Direct Real-Time PCR for the Detection and Serotyping of Haemophilus influenzae without DNA Extraction.

机构信息

Division of Bacterial Diseases, National Center for Immunization and Respiratory Diseases, Centers for Disease Control and Preventiongrid.416738.f, Atlanta, Georgia, USA.
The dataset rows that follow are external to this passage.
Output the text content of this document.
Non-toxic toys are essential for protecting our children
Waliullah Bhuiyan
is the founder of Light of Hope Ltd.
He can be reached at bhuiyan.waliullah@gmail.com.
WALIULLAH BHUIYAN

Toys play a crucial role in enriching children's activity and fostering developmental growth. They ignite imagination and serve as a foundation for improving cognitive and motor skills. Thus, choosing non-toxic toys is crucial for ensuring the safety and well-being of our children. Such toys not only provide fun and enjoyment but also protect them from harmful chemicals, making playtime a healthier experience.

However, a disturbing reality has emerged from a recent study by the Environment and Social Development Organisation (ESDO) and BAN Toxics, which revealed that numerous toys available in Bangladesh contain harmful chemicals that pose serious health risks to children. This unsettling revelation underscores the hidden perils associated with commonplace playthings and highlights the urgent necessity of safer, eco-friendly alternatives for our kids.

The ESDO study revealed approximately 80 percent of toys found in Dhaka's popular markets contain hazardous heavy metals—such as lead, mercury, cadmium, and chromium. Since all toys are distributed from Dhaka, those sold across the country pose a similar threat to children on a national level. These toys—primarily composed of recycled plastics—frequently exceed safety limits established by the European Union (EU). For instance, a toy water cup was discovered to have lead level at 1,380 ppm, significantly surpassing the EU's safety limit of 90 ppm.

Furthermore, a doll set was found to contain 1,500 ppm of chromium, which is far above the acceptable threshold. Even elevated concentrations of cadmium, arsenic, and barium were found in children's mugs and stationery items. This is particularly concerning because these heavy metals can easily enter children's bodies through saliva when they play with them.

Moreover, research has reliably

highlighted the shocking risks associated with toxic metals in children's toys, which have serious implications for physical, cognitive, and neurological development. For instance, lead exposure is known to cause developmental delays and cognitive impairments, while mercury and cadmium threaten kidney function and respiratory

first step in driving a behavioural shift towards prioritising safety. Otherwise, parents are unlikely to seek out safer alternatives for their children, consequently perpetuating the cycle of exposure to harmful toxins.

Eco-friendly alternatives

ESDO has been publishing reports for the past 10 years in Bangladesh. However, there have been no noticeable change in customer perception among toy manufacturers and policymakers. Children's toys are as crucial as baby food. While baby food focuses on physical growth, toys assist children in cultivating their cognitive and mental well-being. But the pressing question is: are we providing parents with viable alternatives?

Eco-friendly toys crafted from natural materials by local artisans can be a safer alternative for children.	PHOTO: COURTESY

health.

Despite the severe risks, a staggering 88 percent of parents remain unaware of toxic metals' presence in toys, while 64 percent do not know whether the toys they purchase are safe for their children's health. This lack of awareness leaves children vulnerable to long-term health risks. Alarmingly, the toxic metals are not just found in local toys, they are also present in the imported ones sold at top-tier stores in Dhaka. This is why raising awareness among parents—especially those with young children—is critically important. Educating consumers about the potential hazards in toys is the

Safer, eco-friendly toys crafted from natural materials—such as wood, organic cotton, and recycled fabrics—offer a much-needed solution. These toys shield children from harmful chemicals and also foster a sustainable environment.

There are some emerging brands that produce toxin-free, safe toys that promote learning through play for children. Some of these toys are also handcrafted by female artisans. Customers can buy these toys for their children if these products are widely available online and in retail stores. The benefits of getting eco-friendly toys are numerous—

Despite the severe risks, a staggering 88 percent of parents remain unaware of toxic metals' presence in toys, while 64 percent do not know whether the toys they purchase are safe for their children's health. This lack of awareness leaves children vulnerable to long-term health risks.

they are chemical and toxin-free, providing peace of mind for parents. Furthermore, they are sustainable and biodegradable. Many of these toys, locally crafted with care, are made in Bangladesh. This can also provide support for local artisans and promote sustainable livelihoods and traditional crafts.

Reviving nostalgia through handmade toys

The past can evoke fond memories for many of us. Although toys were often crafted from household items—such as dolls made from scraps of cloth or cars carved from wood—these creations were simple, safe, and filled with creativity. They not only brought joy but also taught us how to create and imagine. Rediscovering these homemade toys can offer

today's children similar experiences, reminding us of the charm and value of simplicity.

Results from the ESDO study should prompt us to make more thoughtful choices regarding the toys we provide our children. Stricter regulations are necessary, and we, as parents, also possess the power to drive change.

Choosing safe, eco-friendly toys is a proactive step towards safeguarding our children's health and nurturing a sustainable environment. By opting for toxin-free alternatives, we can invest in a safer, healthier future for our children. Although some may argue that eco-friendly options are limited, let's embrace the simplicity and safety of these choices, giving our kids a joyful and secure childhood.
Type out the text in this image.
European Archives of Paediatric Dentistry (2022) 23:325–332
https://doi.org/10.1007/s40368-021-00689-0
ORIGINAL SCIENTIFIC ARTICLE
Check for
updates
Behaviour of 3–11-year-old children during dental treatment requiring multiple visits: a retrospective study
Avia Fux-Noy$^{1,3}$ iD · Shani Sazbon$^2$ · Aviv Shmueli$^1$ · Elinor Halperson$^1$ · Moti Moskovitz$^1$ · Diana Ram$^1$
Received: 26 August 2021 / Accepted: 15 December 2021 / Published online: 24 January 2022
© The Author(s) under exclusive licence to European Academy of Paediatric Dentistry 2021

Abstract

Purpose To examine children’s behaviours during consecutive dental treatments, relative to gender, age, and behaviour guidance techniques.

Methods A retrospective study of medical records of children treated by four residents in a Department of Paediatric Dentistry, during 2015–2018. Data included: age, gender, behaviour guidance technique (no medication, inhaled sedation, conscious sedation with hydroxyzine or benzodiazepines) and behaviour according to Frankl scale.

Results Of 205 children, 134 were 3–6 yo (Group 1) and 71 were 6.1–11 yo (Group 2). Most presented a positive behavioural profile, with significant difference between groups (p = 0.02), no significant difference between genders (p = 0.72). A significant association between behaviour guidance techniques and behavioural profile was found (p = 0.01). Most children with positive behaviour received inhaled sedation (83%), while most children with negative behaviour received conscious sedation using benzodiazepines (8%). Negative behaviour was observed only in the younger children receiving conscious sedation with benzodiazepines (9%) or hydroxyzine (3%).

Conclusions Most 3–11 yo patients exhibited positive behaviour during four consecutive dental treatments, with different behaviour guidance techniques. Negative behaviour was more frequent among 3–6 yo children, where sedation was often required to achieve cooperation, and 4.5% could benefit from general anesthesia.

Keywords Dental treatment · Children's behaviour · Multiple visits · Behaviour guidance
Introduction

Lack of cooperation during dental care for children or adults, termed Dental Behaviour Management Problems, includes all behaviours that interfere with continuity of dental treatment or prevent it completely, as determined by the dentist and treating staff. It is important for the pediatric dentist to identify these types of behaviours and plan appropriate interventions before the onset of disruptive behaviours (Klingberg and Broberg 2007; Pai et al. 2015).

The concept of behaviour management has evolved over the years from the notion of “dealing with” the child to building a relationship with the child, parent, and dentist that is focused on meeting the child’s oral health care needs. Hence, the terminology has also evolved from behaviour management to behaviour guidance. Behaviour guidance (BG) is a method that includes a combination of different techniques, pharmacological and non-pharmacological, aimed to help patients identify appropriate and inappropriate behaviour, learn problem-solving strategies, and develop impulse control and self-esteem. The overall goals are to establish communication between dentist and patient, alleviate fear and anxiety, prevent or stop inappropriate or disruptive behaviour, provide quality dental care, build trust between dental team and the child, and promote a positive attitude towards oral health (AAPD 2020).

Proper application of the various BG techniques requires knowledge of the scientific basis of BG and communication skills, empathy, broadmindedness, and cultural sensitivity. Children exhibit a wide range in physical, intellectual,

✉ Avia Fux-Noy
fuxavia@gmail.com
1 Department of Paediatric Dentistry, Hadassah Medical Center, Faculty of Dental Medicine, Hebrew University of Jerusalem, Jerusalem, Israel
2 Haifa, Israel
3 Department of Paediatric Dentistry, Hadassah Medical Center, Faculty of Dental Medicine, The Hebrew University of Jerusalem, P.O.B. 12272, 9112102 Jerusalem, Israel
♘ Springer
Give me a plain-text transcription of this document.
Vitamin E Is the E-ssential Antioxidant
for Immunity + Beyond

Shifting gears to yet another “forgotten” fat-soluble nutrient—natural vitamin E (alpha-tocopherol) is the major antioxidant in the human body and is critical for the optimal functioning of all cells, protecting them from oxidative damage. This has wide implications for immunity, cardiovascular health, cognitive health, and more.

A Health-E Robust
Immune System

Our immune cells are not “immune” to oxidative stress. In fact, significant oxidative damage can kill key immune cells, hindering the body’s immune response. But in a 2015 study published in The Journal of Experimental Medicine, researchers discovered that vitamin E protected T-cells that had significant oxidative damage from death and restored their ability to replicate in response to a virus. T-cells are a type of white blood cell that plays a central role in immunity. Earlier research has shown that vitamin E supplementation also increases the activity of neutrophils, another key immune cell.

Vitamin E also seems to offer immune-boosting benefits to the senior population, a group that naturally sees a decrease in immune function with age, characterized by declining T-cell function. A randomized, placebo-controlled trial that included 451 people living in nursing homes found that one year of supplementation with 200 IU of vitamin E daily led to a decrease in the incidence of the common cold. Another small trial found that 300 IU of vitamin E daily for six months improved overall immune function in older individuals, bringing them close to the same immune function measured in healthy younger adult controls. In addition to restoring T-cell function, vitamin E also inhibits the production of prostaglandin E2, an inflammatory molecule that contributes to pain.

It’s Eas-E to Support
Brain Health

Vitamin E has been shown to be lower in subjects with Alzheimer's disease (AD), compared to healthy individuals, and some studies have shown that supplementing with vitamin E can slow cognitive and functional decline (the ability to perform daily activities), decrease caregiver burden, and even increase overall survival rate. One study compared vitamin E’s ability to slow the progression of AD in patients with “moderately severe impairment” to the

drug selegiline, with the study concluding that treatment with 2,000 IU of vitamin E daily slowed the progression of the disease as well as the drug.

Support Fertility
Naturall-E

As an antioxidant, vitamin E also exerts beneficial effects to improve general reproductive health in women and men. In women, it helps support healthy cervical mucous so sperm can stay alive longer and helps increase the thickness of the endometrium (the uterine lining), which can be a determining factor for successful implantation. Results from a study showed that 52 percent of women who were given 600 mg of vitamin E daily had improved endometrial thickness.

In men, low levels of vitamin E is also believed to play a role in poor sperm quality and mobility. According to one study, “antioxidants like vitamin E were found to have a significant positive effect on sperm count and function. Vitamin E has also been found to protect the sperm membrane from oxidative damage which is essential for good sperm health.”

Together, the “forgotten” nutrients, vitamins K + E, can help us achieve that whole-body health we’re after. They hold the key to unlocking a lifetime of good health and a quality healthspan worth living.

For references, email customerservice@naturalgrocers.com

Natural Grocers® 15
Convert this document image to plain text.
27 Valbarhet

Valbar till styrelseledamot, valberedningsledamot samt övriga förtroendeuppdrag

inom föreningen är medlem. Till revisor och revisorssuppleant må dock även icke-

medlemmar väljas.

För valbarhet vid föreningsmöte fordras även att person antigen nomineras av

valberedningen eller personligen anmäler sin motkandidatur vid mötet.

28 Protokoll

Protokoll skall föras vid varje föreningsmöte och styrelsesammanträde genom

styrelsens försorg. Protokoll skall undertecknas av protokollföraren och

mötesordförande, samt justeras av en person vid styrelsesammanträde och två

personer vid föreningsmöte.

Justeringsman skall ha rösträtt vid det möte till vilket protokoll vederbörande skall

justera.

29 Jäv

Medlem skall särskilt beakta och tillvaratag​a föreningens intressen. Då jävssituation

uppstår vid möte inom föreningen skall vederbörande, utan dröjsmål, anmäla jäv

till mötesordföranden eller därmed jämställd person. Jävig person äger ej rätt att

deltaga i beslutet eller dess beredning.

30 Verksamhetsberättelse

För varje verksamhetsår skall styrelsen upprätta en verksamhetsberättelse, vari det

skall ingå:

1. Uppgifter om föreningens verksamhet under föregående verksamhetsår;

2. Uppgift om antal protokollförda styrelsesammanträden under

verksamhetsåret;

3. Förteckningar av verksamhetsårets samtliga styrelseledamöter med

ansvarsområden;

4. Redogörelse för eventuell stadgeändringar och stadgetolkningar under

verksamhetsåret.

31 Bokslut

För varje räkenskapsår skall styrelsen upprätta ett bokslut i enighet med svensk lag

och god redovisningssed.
IHRC Inc., Contractor to Division of Bacterial Diseases, National Center for Immunization and Respiratory Diseases, Centers for Disease Control and Preventiongrid.416738.f, Atlanta, Georgia, USA.

出版信息

J Clin Microbiol. 2022 Apr 20;60(4):e0211121. doi: 10.1128/jcm.02111-21. Epub 2022 Mar 21.

DOI:10.1128/jcm.02111-21
PMID:35306833
原文链接:https://pmc.ncbi.nlm.nih.gov/articles/PMC9020362/
Abstract

To monitor the burden and changes in Haemophilus influenzae (Hi) disease, direct real-time PCR (drt-PCR) assays have been developed for Hi detection in monoplex form and its six serotypes in triplex form, directly from cerebrospinal fluid (CSF) specimens. These assays target the gene for the species detection (Hi-) and serotype-specific genes in region II of the capsule biosynthesis locus (Hi-abf and Hi-cde), identified through comparative analysis of Hi and non-Hi whole-genome sequences. The lower limit of detection (LLD) is 293 CFU/mL for the Hi- assay and ranged from 11 to 130 CFU/mL for the triplex serotyping assays. Using culture as a reference method, the sensitivity and specificity of Hi-, Hi-abf, and Hi-cde were 100%. Triplex serotyping assays also showed 100% agreement for each serotype compared to their corresponding monoplex serotyping assay. These highly sensitive and specific drt-PCR assays do not require DNA extraction and thereby reduce the time, cost, and handling required to process CSF specimens. Furthermore, triplex drt-PCR assays combine the detection of three serotypes in a single reaction, further improving testing efficiency, which is critical for laboratories that process high volumes of Hi specimens for surveillance and diagnostic purposes.

摘要

为了监测流感嗜血杆菌(Hi)疾病的负担和变化,已经开发了直接实时 PCR(drt-PCR)检测方法,用于从脑脊液(CSF)标本中单重形式和三重形式直接检测 Hi 及其六个血清型。这些检测方法针对种属检测(Hi-)和荚膜生物合成基因座区域 II 中血清型特异性基因(Hi-abf 和 Hi-cde)的基因,通过对 Hi 和非 Hi 全基因组序列的比较分析确定。Hi-检测的最低检测限(LLD)为 293 CFU/mL,三重血清分型检测的范围为 11 至 130 CFU/mL。使用培养作为参考方法,Hi-、Hi-abf 和 Hi-cde 的敏感性和特异性均为 100%。与相应的单重血清分型检测相比,三重血清分型检测对于每个血清型也显示出 100%的一致性。这些高度敏感和特异性的 drt-PCR 检测方法不需要 DNA 提取,从而减少了处理 CSF 标本所需的时间、成本和处理。此外,三重 drt-PCR 检测方法将三种血清型的检测结合在一个反应中,进一步提高了检测效率,这对于处理大量 Hi 标本进行监测和诊断目的的实验室至关重要。